PREGNANCY AND EXERCISE
Most of the research on exercise during pregnancy
suggests that it is beneficial, but physiological parameters must be
monitored, and limitations must be applied individually. The goals
throughout pregnancy should be to maintain or improve preexisting
levels of fitness without risk to the mother or the developing fetus.
Exercise in the supine position should be avoided because of potential
risk to the great vessels from gravity acting on the uterus.

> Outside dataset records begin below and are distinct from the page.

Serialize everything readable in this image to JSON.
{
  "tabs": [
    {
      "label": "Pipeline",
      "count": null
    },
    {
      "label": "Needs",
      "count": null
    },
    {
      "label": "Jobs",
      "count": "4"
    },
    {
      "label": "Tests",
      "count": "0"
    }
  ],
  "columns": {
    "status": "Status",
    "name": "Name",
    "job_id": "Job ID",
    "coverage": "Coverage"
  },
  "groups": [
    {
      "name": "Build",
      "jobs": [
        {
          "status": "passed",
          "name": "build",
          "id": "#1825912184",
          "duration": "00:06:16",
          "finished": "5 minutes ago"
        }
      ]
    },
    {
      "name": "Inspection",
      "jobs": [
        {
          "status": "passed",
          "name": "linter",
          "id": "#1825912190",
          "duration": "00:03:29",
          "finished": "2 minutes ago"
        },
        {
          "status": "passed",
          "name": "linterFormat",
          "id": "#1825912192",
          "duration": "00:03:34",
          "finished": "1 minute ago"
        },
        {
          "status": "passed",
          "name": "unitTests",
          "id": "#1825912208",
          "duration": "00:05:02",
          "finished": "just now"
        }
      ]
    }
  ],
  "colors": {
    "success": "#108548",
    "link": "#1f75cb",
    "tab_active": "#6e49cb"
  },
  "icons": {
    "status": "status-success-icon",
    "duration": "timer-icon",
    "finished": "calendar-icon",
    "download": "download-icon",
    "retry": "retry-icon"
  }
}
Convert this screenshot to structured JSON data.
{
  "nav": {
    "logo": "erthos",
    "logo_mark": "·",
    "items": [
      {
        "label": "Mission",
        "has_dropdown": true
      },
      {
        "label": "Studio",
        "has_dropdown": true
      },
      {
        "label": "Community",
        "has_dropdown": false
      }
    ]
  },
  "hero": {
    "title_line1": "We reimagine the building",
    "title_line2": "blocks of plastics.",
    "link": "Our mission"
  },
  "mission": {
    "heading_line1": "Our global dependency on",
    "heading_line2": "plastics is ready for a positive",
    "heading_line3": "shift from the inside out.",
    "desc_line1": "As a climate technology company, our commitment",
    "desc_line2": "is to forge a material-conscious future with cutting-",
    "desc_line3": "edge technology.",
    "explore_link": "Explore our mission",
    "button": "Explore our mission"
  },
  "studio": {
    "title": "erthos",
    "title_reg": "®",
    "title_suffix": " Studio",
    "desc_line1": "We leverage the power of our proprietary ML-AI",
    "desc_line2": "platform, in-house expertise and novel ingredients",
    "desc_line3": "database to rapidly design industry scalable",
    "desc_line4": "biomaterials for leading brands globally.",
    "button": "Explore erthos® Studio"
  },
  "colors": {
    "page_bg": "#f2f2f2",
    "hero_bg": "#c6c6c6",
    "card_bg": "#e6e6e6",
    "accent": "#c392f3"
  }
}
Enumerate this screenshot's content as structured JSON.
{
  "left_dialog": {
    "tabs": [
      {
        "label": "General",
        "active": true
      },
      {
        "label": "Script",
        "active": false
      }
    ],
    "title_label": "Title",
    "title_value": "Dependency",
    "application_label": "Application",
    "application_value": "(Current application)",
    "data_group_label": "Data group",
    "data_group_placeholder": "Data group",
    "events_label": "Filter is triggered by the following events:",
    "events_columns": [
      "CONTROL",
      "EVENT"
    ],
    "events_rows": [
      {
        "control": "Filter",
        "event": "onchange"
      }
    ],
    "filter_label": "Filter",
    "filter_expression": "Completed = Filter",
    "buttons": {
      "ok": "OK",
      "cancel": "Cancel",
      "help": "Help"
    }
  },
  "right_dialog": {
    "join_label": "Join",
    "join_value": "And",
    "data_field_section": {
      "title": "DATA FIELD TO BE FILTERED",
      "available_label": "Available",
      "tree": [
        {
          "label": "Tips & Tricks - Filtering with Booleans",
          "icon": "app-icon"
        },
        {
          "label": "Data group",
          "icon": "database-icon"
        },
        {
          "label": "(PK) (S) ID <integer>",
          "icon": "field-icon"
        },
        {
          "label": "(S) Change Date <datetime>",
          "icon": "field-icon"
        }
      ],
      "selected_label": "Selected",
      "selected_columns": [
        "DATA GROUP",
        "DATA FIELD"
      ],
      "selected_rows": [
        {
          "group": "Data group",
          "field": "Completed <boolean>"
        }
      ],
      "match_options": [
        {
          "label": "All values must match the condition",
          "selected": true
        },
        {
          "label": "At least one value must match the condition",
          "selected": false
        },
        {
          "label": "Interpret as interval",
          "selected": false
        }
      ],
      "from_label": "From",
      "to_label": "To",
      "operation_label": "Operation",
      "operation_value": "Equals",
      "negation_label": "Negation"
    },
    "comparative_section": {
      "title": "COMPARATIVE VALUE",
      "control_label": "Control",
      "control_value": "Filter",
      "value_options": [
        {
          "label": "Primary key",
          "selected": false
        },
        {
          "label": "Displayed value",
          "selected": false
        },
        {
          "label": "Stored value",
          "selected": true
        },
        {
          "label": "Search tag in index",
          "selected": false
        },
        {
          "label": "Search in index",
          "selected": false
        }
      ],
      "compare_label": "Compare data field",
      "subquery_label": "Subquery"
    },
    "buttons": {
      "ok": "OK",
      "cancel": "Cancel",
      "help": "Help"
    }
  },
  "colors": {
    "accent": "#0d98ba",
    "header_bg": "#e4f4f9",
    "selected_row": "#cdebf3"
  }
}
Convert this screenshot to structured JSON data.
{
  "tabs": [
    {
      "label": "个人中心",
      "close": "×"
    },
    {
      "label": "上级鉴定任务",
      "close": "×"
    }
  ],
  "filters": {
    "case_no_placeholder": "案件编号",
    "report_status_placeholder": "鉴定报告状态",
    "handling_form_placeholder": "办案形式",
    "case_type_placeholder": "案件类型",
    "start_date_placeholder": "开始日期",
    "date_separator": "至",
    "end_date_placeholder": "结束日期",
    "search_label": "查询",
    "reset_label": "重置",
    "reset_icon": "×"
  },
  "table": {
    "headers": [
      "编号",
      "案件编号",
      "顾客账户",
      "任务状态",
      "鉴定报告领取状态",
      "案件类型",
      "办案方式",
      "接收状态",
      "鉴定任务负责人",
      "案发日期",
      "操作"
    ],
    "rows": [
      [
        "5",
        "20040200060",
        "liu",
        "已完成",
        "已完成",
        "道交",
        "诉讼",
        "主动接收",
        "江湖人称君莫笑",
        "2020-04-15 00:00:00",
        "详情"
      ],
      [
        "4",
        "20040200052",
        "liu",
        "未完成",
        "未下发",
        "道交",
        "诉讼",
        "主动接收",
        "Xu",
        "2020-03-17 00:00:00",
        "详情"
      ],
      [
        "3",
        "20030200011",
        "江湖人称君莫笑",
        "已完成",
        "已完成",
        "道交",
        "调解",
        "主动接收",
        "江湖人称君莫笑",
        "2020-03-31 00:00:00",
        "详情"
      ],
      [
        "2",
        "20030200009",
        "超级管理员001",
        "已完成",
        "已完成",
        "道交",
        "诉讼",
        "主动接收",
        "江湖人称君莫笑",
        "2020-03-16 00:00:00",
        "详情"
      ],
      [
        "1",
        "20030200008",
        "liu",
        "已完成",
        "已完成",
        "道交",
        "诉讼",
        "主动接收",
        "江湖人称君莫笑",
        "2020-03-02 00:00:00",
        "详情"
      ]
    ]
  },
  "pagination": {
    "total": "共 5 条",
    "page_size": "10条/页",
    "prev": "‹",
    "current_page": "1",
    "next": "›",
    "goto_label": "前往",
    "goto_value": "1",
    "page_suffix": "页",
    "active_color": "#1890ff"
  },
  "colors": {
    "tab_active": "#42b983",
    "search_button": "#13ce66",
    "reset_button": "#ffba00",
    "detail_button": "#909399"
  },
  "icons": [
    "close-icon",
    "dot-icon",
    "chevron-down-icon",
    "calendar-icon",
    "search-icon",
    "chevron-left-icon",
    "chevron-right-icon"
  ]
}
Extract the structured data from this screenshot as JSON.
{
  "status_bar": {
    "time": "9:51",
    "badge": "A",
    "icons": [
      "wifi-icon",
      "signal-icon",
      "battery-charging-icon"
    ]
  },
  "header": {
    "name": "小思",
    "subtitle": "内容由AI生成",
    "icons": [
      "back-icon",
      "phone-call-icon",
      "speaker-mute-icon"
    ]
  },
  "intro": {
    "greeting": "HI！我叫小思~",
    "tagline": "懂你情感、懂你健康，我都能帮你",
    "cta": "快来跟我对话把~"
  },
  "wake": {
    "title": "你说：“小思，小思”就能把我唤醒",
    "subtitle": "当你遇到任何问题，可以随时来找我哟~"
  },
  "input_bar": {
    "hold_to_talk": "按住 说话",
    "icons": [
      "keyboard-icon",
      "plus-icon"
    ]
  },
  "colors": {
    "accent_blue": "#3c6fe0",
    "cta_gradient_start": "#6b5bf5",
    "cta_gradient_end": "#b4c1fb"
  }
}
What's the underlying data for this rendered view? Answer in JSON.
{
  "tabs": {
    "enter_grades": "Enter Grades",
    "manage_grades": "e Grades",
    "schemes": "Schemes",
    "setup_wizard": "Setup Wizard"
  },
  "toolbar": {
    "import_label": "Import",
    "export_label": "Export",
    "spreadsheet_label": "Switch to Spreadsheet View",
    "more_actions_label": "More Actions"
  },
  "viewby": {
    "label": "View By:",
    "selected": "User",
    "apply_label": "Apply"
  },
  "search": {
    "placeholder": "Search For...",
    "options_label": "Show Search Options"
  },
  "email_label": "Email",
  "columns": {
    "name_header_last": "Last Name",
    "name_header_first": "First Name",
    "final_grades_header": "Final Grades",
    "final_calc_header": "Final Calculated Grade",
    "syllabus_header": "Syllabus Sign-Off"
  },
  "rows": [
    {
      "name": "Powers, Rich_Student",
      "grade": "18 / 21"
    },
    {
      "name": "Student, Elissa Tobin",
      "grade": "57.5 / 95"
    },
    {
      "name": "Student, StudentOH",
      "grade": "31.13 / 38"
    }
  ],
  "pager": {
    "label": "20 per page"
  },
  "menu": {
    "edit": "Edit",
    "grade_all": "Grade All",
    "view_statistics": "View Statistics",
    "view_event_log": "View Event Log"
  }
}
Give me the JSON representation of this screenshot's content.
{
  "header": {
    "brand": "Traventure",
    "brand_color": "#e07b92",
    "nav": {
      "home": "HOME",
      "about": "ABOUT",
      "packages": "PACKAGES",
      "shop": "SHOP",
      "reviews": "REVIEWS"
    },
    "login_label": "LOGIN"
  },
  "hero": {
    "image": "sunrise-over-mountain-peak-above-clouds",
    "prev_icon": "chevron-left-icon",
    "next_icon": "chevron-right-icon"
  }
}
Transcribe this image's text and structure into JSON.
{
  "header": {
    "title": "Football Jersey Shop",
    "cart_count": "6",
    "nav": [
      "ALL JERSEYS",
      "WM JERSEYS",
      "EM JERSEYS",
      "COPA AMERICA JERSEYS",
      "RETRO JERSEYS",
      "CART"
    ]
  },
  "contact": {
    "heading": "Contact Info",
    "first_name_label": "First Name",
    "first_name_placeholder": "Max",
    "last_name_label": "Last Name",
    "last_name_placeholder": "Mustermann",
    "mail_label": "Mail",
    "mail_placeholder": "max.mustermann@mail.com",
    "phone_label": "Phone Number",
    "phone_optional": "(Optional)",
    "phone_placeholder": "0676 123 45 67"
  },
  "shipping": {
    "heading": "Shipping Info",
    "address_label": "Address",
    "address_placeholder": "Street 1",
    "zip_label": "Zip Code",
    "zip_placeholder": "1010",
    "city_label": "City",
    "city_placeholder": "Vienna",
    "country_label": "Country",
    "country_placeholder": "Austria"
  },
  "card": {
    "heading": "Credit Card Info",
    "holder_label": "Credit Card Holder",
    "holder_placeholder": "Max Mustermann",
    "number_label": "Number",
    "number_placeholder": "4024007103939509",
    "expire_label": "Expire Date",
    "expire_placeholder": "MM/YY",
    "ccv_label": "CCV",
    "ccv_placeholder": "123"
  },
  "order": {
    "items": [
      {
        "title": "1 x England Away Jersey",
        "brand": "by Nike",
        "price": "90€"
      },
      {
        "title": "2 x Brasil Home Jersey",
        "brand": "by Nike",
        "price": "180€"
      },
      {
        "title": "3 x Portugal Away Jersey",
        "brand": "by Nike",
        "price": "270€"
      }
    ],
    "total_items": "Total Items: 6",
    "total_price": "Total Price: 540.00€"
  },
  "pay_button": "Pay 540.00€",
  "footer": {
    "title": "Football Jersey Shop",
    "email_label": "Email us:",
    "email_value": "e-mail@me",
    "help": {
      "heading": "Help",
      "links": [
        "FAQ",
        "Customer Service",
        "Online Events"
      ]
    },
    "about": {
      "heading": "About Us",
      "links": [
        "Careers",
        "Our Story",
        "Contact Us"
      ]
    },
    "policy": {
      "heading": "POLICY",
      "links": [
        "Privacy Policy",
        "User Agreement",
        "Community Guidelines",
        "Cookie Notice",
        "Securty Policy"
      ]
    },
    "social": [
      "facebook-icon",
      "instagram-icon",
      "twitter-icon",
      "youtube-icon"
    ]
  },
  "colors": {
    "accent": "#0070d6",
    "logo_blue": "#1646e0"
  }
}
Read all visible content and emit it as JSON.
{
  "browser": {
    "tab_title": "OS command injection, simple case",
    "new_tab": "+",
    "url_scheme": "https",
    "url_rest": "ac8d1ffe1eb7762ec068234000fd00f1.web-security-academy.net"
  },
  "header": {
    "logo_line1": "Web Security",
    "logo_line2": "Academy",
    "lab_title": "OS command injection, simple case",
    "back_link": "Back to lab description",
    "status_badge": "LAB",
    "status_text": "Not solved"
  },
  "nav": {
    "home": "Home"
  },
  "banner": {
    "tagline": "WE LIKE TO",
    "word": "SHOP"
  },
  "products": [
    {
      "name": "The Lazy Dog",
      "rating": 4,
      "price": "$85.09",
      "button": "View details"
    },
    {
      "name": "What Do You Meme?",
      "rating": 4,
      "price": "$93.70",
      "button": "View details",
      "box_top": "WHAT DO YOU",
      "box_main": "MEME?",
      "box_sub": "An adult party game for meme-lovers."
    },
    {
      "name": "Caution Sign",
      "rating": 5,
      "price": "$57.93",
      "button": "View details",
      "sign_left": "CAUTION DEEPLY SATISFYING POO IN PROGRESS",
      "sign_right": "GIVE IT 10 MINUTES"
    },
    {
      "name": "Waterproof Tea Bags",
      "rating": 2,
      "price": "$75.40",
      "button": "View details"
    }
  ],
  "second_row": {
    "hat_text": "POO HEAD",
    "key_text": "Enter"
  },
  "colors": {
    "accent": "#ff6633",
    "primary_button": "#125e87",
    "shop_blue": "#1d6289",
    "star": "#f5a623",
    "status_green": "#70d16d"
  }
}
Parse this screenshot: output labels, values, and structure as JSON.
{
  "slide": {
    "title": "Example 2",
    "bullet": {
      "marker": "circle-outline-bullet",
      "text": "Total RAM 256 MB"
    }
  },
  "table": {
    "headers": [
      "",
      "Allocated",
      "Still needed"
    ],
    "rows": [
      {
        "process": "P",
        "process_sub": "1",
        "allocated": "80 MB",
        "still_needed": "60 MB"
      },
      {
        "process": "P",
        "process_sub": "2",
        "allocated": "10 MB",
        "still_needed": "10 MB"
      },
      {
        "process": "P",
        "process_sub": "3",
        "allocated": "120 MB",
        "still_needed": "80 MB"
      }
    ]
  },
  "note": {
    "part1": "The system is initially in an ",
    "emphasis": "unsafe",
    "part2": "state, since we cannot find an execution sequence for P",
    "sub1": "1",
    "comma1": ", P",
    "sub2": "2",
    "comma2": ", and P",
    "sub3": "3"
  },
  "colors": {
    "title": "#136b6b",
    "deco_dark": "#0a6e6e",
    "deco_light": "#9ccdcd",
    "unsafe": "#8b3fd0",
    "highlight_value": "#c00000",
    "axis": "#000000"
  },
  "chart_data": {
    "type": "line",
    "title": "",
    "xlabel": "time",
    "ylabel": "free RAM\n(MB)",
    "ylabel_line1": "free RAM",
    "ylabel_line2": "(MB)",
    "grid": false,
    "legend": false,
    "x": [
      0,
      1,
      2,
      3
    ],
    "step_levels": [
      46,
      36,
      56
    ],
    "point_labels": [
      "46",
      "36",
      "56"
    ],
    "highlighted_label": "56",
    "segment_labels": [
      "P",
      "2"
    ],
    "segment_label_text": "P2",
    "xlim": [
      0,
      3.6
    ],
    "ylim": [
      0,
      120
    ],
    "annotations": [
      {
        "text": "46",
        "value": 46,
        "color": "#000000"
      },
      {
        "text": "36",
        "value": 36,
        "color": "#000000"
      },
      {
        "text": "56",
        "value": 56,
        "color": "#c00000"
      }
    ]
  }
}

Studies have shown improvements in well-being and body
image, avoidance of excessive weight gain, decreases in musculoskeletal
complaints (back pain), improved labor symptoms, and facilitation of
postpartum recovery. Potential risks include environmental exposure,
dehydration, hypoxia, and uterine trauma. Hot and humid environments
should be avoided for risk of dehydration. A meta-analysis was
performed in 1992 to help determine safe exercise recommendations
during pregnancy. After analyzing the 18 studies involved, the authors
concluded that pregnant women can exercise safely three times a week
for 43 minutes at a heart rate of 144 beats per minute. In 1994, the
American College of Obstetrics and Gynecology published revised
guidelines for exercise pregnancy (Box 4-4).
Thus, exercise during pregnancy can have many potential benefits, if
appropriate caution is observed and certain restrictions are used.